FROM: Kathleen Orosco
DATE: September 19, 2014
SUBJECT: Business Formation Options
This memo will outline several options that you may want to consider when you are creating your business. I have taken into consideration your concerns as well as the concerns of your potential investors and I have identified three business formations that I feel would be suitable for your needs.
Corporations can range in size from one owner to thousands of owners. Shareholder can include family members and friends. Also, this is ideal for a company who is looking to expand globally. “Some privately held companies are large in size, such as S. C. Johnson & Son, Inc. (often referred to as “S. C. Johnson, A Family Company”), which is a global company with more than 10,000 employees.” (Cheeseman 481)
As a corporation, shareholders, who are the owners of the corporation, elect a board of directors and are able to vote on major decisions within the corporation.
A corporation offers protection by limiting your exposure to liability. If your company were to be sued, only the company’s assets would be at risk and not your personal assets. If you are a stockholder or an officer, your liability is limited to the amount of monies that you have invested into the company. “Setting up a corporation can also be an especially useful way to limit risks if you have one or more business partners. For example, if you are a professional with a partner who gets hit with a malpractice suit, the corporation will protect your personal assets. Wool, R. (1988).
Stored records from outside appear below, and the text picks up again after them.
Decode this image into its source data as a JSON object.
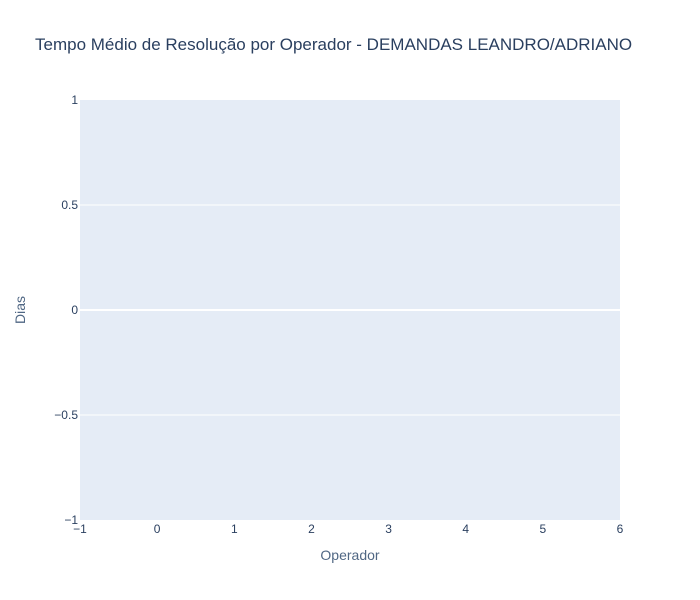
{
  "chart_data": {
    "type": "line",
    "title": "Tempo Médio de Resolução por Operador - DEMANDAS LEANDRO/ADRIANO",
    "xlabel": "Operador",
    "ylabel": "Dias",
    "xlim": [
      -1,
      6
    ],
    "ylim": [
      -1,
      1
    ],
    "x_ticks": [
      -1,
      0,
      1,
      2,
      3,
      4,
      5,
      6
    ],
    "x_tick_labels": [
      "−1",
      "0",
      "1",
      "2",
      "3",
      "4",
      "5",
      "6"
    ],
    "y_ticks": [
      -1,
      -0.5,
      0,
      0.5,
      1
    ],
    "y_tick_labels": [
      "−1",
      "−0.5",
      "0",
      "0.5",
      "1"
    ],
    "series": [],
    "grid": true,
    "colors": {
      "plot_bg": "#e5ecf6",
      "grid": "#ffffff",
      "text": "#2a3f5f"
    }
  }
}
A corporation requires much more work to create, and is more complicated to maintain. You will have annual reporting which would require financial data and performance review.
A major drawback to a corporation would be that you could be double taxed. There is a tax on the profits and then it is taxed again when it is paid to the shareholders.
Tax forms can be very complicated and may require the assistance of a hired tax professional.
Limited Liability Company (LLC)
If you choose this option, it will allow for several features that are beneficial when considering taxes as well as personal liability. With an LLC, you can have one or several owners with one managing member. The profits and losses are reported on the owner’s personal tax return. Because of this, the bottom line profit is not earned income. This allows for the monies to not be taxed under a self-employment tax.
This option also offers the owner the limited liability. As an owner you will have protection from any current or future judgments. ““The owners of interests in an LLC have been given the same protection as shareholders in a regular corporation. That is, their personal assets are not subject to the claims of business creditors” (Wells, 1994)
The downside to this option is that as a member of the LLC, you are not allowed to pay yourself wages. If you are a managing member, your share of the bottom line is then considered earned income, allowing that you pay a self-employment tax.
The LLC is also not able to become a public company. This could be a negative if you are looking to go public in the future and be listed on the stock exchange.